In EAD Solicitors v Abrams, the Employment Appeal Tribunal decided that a company set up by a retiring partner of the law firm to receive his profit share and supply a fee-earner (usually himself) to the firm when required, could bring an age discrimination claim. The Equality Act 2010 prohibits discrimination by one person against another, and in law ‘person’ can include companies.
In Tirkey v Chandock, the EAT decided the provisions on race in the Equality Act 2010 were broad enough to encompass characteristics determined by descent, which could include caste. The case went back to the employment tribunal where the claimant was awarded £183,773 for unpaid wages.
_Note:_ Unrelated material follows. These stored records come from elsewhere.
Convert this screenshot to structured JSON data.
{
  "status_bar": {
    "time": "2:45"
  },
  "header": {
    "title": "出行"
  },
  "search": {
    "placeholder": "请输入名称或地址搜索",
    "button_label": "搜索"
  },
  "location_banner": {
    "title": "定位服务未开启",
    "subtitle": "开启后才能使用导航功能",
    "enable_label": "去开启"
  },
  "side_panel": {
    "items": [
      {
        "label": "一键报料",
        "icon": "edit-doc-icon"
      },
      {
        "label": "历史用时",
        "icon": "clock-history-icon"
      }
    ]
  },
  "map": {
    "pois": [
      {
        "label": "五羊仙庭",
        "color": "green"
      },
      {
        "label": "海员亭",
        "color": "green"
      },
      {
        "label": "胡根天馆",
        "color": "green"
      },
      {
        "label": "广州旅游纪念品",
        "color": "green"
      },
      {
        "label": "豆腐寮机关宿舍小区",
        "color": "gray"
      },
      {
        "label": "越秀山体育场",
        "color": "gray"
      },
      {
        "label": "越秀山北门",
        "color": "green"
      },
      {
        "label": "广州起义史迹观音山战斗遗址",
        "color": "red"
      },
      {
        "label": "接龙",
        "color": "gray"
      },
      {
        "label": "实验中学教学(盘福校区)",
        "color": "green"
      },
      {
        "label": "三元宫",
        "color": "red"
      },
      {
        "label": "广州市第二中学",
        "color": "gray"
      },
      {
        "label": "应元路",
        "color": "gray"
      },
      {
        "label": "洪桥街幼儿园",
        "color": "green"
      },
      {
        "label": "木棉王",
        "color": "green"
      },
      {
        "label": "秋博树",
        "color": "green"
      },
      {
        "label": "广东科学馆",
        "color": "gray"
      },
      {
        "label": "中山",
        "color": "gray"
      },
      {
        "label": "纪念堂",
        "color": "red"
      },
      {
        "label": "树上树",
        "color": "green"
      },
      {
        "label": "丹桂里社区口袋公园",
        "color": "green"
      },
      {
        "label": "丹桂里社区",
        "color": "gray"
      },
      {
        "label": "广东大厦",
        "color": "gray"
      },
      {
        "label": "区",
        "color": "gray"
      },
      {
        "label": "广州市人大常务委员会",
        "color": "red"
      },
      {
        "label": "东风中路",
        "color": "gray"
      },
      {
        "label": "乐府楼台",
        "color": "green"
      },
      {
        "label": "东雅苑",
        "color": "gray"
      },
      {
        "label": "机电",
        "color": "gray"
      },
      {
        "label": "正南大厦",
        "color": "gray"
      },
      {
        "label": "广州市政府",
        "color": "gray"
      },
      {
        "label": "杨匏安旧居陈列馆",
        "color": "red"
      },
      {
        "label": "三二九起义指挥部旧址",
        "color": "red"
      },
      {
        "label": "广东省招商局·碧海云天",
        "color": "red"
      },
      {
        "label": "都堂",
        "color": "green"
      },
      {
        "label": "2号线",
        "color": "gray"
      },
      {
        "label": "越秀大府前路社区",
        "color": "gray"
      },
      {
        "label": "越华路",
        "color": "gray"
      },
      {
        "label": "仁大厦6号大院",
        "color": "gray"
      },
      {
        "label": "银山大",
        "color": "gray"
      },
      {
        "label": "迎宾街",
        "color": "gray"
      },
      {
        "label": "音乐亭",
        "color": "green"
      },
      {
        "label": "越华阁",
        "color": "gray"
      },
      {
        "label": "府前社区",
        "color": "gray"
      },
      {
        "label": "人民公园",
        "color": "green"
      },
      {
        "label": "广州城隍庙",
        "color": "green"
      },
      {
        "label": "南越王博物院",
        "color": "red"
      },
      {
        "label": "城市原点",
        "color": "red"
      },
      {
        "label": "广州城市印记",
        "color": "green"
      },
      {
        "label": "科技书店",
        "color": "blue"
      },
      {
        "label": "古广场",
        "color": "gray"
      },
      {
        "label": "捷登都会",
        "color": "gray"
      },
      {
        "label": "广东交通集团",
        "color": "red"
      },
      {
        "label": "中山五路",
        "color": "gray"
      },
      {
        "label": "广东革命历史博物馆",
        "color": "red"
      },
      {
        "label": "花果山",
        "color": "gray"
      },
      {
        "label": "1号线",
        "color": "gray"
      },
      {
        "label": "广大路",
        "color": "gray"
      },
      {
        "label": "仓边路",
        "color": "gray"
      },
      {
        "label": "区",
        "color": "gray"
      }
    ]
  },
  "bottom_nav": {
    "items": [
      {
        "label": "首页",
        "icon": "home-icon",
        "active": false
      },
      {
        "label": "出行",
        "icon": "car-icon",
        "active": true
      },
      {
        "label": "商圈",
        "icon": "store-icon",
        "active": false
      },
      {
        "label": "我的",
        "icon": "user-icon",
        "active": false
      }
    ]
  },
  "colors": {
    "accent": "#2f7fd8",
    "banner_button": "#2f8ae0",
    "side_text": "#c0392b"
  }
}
The award for discrimination has yet to be determined.
In Chez Razpredelenie Bulgaria v Komisia, the Court of Justice of the European Union decided it was possible for someone to bring a claim for less favourable treatment because of a discriminatory measure arising from race, even though the claimant was not of the race concerned. The case involved a Bulgarian shopkeeper who complained that electricity meters were placed at an inconvenient height in an area that was prone to tampering. Her shop was in a predominantly Roma district of a city. She was not of Roma origin herself, but was able to claim indirect discrimination ‘by association’ with a protected characteristic.
Collective consultation
In May the European court revived the status quo on the meaning of ‘establishment’ in a collective consultation context. The case, USDAW v WW Realisation 1, was brought by ex-Woolworth employees who missed out on a protective award for the lack of consultation when the retailer closed because they were working in shops with fewer than 20 workers. The Employment Appeal Tribunal decided the words ‘at one establishment’ in the regulations should be disregarded and that the number of redundancies across the whole business should be considered. The liquidators appealed and won – but the Court of Justice of the European Union has warned that what is and is not ‘an establishment’ will depend on the facts of each case.